Processor output: { }.

***** We apply the Usable Rules Processor on D3 = (P3, R, i, c).

We obtain 2 usable rules (out of 11 rules in the input problem).

Processor output: { D6 = (P3, R2, i, c) }, where:

  R2. (1) plus(X, 0) -> X
      (2) plus(Y, s(U)) -> s(plus(Y, U))

***** We apply the Subterm Criterion Processor on D4 = (P4, R, i, c).

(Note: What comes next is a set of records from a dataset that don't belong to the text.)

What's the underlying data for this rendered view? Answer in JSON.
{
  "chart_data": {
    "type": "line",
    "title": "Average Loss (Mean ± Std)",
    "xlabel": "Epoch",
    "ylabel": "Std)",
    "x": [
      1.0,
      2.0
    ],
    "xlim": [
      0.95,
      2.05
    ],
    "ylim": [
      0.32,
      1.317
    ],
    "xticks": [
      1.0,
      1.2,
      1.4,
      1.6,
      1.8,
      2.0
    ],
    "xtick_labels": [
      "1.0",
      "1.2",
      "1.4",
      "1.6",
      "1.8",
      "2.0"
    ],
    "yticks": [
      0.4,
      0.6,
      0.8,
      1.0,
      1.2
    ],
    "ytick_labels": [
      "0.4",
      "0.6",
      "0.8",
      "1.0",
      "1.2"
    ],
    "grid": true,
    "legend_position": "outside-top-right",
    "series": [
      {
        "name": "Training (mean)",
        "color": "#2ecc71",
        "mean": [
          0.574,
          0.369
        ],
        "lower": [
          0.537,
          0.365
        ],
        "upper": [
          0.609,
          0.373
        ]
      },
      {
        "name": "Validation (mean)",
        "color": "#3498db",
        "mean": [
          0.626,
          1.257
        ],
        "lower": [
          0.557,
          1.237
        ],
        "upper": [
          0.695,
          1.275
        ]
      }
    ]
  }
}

We use the following projection function:

  nu(map#) = 2

We thus have:

  (1) cons(W1, P1) |>| P1

All DPs are strictly oriented, and may be removed.  Hence, this DP problem is finite.

Processor output: { }.

***** We apply the Subterm Criterion Processor on D5 = (P5, R, i, c).

We use the following projection function:

  nu(filter#)  = 2
  nu(filter2#) = 4

We thus have:

  (1) cons(U2, V2) |>|  V2
  (2) X3           |>=| X3
  (3) V3           |>=| V3

We may remove the strictly oriented DPs.

Processor output: { D7 = (P6, R, i, c) }, where:

  P6. (1) filter2#(true, I2, P2, X3) => filter#(I2, X3)
      (2) filter2#(false, Z3, U3, V3) => filter#(Z3, V3)

***** No progress could be made on DP problem D6 = (P3, R2, i, c).